While this study generated several insights for Christian schools, important limitations must be acknowledged. The study relies on educator perceptions, which may not be as reliable as direct observations of student mental health. To address this limitation, future research could incorporate objective data on student mental health, student self-assessment, parents’ perceptions, and longitudinal tracking of the outcomes of specific approaches. Future research could also examine how different theological traditions inform how Christian schools frame and respond to mental health challenges.

Finally, it would be valuable to investigate the mechanisms by which faith integration contributes to better perceived mental health, both for students and educators. For example, does faith integration benefit mental health through increased social support, greater meaning-making, or a shared moral vocabulary around suffering and hope? Qualitative and mixed-method studies could illuminate how educators in Christian schools articulate and embody this integration in daily school life.

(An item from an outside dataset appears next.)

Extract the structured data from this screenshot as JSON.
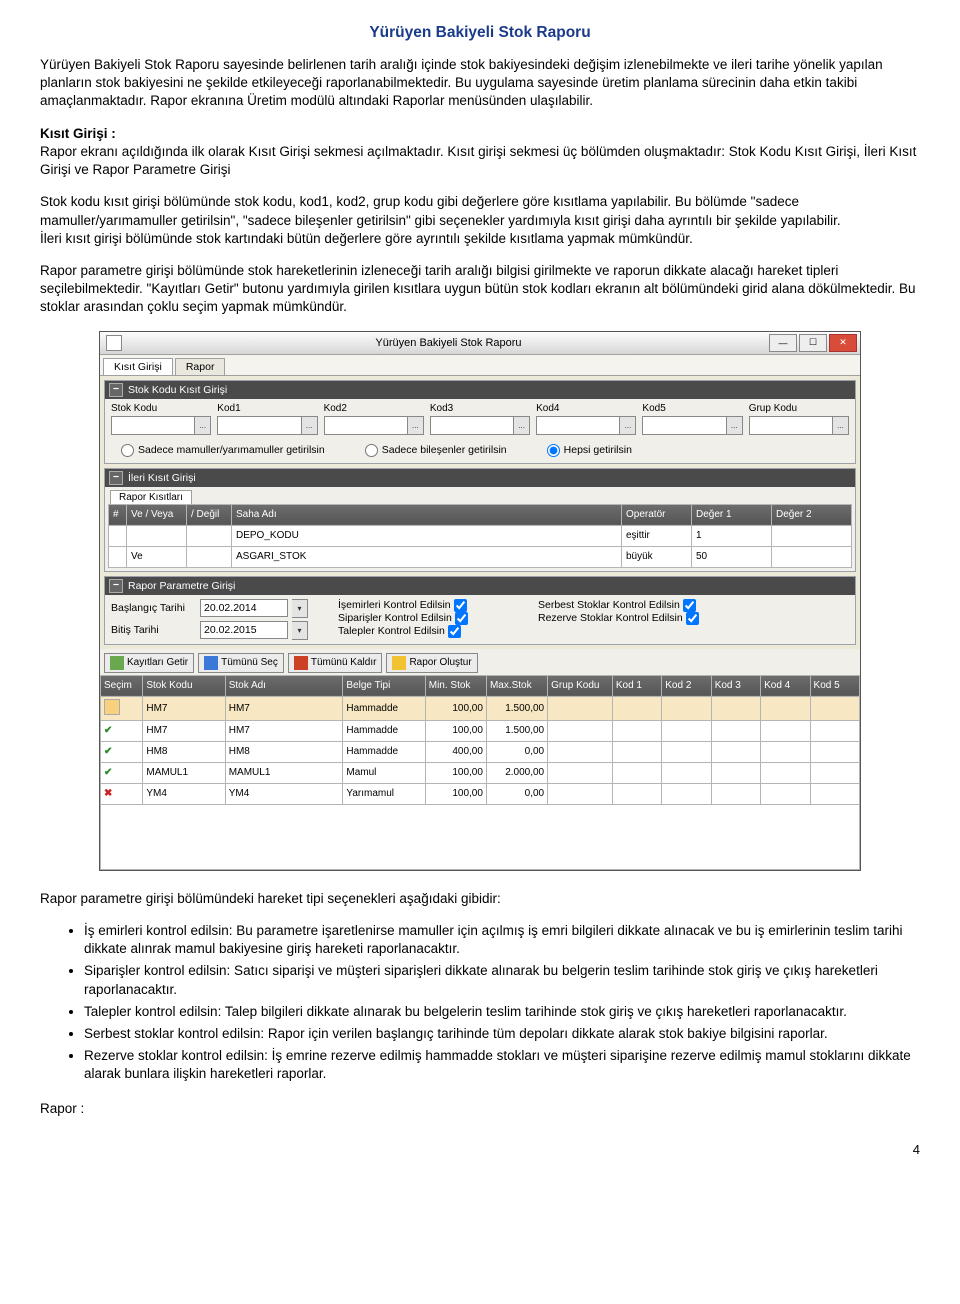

This study underscores that Christian schools have the opportunity and responsibility to cultivate environments in which student and educator well-being is valued, prioritized, and supported. At the same time, a school’s Christian mission can be beneficial to the mental health and well-being of both students and educators. This goes beyond simply offering support services or restricting cell phone use, to forming communities grounded in love of God and neighbor and in which emotional and spiritual well-being are nurtured together.